Third generation sequencing technologies have demonstrated
promising prospects in solving the problem of transcript detection as
well as mRNA abundance estimation at the level of transcripts. While
error rates remain high, third generation sequencing technologies have
the capability to produce much longer read lengths. Pacific Bioscience has introduced the iso-seq platform, proposing to sequence mRNA molecules at their full lengths.
It is anticipated that Oxford Nanopore will put forth similar
technologies. The trouble with higher error rates may be alleviated by
supplementary high quality short reads. This approach has been
previously tested and reported to reduce the error rate by more than 3
folds.
Metagenomics
Metagenomics is the analysis of genetic material recovered directly from environmental samples.
Advantages
The main advantage for third-generation sequencing technologies in metagenomics
is their speed of sequencing in comparison to second generation
techniques. Speed of sequencing is important for example in the clinical
setting (i.e. pathogen identification), to allow for efficient diagnosis and timely clinical actions.
Oxford Nanopore's MinION was used in 2015 for real-time
metagenomic detection of pathogens in complex, high-background clinical
samples. The first Ebola virus (EBV) read was sequenced 44 seconds after data acquisition.
There was uniform mapping of reads to genome; at least one read mapped
to >88% of the genome. The relatively long reads allowed for
sequencing of a near-complete viral genome to high accuracy (97–99%
identity) directly from a primary clinical sample.
A common phylogenetic marker for microbial community diversity studies is the 16S ribosomal RNA gene. Both MinION and PacBio's SMRT platform have been used to sequence this gene. In this context the PacBio error rate was comparable to that of shorter reads from 454 and Illumina's MiSeq sequencing platforms.
Drawbacks
MinION's high error rate (~10-40%) prevented identification of antimicrobial resistance markers, for which single nucleotide resolution is necessary. For the same reason eukaryotic pathogens were not identified.

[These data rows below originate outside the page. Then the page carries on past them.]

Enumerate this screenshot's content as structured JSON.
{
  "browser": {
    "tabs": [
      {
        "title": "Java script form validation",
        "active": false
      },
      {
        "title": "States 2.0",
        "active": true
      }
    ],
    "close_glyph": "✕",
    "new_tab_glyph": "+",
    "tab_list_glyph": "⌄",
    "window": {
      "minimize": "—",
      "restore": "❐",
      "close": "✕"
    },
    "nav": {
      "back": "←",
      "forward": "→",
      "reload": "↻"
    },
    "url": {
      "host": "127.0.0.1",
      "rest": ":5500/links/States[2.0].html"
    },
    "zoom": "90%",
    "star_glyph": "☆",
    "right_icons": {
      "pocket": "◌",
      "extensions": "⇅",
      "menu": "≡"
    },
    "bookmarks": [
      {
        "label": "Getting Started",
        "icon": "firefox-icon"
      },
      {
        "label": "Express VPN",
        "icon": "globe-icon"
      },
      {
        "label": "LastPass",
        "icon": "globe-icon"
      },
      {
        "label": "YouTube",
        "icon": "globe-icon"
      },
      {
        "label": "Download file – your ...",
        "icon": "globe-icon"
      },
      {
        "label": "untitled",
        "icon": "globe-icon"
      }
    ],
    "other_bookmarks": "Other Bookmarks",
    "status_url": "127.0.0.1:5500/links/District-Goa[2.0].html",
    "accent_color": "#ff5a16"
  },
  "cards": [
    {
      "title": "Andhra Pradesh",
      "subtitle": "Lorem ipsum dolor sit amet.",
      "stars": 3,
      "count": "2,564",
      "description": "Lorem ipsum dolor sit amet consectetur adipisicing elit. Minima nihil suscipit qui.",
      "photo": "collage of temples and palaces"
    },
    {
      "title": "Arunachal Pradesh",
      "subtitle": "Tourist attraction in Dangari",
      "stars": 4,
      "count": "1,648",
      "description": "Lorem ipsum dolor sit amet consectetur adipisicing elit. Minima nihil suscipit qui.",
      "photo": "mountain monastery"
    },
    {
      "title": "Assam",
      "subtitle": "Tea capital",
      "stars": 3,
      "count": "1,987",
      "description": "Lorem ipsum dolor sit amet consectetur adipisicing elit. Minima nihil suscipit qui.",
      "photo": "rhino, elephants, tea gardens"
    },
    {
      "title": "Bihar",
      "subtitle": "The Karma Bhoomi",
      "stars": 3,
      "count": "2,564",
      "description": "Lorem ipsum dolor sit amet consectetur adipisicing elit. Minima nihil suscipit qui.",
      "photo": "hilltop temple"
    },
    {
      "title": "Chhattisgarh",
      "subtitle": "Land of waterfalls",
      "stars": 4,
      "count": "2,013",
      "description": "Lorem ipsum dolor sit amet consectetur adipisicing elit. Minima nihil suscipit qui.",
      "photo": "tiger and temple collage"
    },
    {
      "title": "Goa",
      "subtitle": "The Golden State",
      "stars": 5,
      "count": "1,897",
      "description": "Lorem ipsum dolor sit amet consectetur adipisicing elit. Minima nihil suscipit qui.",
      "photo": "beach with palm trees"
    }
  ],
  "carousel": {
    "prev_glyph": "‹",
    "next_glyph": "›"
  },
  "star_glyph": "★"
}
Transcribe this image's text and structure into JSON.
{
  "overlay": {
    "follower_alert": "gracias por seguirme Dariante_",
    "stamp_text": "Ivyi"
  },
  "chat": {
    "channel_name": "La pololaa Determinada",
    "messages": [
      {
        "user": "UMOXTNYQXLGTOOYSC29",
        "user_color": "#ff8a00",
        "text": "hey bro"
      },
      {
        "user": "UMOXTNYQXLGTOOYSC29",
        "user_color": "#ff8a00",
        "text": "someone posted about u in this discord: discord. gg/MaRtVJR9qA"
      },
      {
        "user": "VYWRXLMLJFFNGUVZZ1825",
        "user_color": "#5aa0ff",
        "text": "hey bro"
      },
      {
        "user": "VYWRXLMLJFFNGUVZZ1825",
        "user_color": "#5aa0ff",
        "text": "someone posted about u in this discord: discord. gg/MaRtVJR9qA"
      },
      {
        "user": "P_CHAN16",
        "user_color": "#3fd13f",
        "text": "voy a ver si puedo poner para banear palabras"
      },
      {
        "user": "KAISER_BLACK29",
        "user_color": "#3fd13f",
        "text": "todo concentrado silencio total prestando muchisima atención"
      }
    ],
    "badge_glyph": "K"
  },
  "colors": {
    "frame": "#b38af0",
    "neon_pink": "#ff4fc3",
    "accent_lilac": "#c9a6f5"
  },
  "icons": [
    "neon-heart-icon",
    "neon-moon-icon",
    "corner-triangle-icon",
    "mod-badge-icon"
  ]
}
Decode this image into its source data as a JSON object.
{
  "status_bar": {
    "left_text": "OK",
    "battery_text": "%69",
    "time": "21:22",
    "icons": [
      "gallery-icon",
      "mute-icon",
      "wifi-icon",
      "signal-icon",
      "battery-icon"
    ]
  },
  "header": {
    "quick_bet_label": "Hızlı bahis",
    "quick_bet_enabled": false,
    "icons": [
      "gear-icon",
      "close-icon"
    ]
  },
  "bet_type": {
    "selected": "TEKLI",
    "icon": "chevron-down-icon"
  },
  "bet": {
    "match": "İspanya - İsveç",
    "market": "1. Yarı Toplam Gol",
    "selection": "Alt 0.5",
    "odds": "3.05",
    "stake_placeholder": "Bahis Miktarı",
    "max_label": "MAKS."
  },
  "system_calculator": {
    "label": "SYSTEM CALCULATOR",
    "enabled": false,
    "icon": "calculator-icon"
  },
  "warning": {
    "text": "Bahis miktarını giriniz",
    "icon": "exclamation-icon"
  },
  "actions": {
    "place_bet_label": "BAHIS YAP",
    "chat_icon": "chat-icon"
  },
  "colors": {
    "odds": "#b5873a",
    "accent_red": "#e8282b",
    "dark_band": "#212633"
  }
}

Ease of carryover contamination when re-using same the flow cell
(standard wash protocols don’t work) is also a concern. Unique barcodes
may allow for more multiplexing. Furthermore, performing accurate
species identification for bacteria, fungi and parasites is very difficult, as they share a larger portion of the genome, and some only differ by <5 nbsp="" p="">
The per base sequencing cost is still significantly more than
that of MiSeq. However, the prospect of supplementing reference
databases with full-length sequences from organisms below the limit of
detection from the Sanger approach; this could possibly greatly help the identification of organisms in metagenomics.
Before third generation sequencing can be used reliably in the
clinical context, there is a need for standardization of lab protocols.
These protocols are not yet as optimized as PCR methods.